For instance, look at Japan’s very own Hatsune Miku — a computer program which masquerades as a pop star. For a country to produce both this and someone as real as Ayumi Hamasaki in the same generation is perplexing. The former is an inauthentic, unsatisfying robotic-sounding mess of a creation. She isn’t even a real person, yet she has continued to be eerily marketed as some sort of sensational android.

On the other hand, Hamasaki is everything Miku is not. Hamasaki has frequently eschewed her music as a consumerist product, writes her own lyrics and produces her own music. One can feel honesty and integrity in her works. This cannot be said about the so-called music churned out by Miku’s algorithm.

Unfortunately, the increasing presence of computer-generated artistic content is not just a pop music phenomenon. The rock world has also seen some of its heroes descend into a pit of uninspired mediocrity when human talent is replaced by the cold hand of the machine.

In the early ‘80s, guitar virtuoso Frank Zappa found himself fed up with actual people and began to produce studio albums featuring the Synclavier, a synthesizer with the ability to play computer-programmed compositions. The most famous album of this soulless era — Jazz from Hell — is without expression, dull and quite frankly a soul-sucking experience.

UCSD students might very well live to see a brave new musical world dominated by machines in place of the human experience. Thankfully, history has produced hundreds of years of genuine music to look back on and appreciate.

—  JORDAN UTLEY-THOMSON Staff Writer

Machine Generated News Articles Allow Information To Be Filtered By Computers Instead of People

The Associated Press and Comcast Corp. recently partnered up with Automated Insights, a company which uses “natural language processing” to create news stories out of data reports. In addition, these automated machine journalists produce stories in minutes, allowing people to access information about homicides, earthquakes, and other events instantly.

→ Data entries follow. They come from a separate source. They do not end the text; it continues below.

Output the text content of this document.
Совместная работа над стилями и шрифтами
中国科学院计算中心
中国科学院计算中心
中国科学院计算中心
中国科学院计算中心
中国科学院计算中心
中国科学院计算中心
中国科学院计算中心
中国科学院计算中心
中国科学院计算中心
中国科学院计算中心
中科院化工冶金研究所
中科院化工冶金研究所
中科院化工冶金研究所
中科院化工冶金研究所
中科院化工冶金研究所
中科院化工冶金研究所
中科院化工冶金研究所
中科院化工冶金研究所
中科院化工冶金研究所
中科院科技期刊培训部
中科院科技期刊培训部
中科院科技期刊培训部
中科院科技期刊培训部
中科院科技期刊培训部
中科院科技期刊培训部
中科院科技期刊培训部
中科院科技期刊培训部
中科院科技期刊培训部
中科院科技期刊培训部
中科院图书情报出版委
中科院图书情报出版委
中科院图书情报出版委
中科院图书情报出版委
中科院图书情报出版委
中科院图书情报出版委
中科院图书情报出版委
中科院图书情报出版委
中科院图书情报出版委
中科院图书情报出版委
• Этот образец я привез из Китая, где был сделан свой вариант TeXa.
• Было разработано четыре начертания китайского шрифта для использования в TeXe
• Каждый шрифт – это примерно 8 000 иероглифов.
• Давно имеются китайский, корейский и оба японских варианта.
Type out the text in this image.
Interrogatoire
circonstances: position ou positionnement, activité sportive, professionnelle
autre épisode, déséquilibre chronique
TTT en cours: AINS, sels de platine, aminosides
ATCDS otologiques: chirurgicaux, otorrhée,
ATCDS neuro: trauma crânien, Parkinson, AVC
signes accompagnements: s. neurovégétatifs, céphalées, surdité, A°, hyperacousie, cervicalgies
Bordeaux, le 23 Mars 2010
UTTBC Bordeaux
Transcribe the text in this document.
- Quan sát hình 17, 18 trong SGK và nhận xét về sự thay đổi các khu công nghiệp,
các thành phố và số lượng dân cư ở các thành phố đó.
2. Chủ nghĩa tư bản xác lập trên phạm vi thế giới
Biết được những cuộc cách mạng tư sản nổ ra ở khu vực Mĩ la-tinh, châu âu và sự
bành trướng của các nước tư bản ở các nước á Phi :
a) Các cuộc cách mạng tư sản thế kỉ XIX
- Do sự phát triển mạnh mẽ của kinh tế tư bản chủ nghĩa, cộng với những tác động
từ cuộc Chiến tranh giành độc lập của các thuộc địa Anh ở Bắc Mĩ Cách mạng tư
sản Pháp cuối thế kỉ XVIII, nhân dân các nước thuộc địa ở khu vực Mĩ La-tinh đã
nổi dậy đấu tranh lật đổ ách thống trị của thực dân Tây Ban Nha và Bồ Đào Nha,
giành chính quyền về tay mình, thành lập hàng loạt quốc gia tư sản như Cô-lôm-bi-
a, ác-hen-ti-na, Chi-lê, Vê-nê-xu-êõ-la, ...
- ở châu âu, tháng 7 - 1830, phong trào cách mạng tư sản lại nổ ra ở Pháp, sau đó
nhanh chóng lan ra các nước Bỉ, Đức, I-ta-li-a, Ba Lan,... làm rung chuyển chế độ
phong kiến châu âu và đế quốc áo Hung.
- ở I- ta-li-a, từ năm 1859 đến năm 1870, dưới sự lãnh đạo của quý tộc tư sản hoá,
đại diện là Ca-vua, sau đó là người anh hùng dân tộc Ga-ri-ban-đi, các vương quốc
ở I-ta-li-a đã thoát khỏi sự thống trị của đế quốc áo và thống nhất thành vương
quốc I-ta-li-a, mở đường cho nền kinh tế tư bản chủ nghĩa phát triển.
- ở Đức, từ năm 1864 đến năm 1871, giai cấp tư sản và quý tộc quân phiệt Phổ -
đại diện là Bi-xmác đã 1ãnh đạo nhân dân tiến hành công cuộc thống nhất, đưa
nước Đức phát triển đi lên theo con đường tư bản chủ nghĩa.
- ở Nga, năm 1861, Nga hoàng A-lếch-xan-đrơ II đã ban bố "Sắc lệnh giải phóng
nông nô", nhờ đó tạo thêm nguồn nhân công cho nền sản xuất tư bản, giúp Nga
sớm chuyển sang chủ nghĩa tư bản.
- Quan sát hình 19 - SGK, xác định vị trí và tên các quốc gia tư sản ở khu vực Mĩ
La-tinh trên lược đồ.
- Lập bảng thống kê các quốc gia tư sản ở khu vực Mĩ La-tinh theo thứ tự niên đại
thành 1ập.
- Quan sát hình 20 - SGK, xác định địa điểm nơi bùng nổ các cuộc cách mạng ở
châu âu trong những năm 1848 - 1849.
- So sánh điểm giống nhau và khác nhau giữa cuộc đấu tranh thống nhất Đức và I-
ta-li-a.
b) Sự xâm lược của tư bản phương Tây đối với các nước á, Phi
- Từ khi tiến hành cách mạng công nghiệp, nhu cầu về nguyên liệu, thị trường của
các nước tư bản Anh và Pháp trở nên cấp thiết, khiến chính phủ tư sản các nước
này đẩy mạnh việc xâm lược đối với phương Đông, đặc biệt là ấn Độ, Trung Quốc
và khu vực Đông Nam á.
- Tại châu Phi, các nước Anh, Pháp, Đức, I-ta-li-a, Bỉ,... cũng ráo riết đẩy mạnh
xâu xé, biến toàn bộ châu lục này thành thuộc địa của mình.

Supporters of this platform argue that automatically-generated news articles save time and ensure logistical accuracy, allowing human journalists to devote more time to interviewing and investigating. While computer algorithms can be designed to produce creative, engaging pieces, they cannot, at this point in time, perform multidimensional investigative work. Therefore, the issue of jobs being replaced by technology is not currently a problem.

According to the Automated Insights website, the Wordsmith technology used by the company writes “exactly what each customer or employee wants — and needs — to read.” However, there is a caveat. Although the company is managed by real people, and articles can be modified by actual reporters, the information being received is ultimately filtered by a computer.

As we all know, algorithms can be easily manipulated and system glitches do happen. Stories written by people reflect the natural biases of writers and editors, but readers expect that because they are also human. Articles compiled by a machine, however, are more likely to be perceived as neutral because a robot doesn’t possess human emotion or reason. Because the content of the article is not written by a person, information people actually “need” might be arbitrarily omitted.

Convenience versus liberty is an issue that has been talked about in recent years with the emergence of increasingly efficient technology. News and information are necessary for the public to make informed choices and to fully participate in society. Altering news propagates a false understanding of reality which people are too busy and distracted to investigate themselves. Thus, supporting these new media which create more convenient or efficient news stories does not necessarily raise awareness of the critical investigative details in public events. As a result, computer-generated articles defeat the purpose of news articles by hindering the drive for deeper analysis.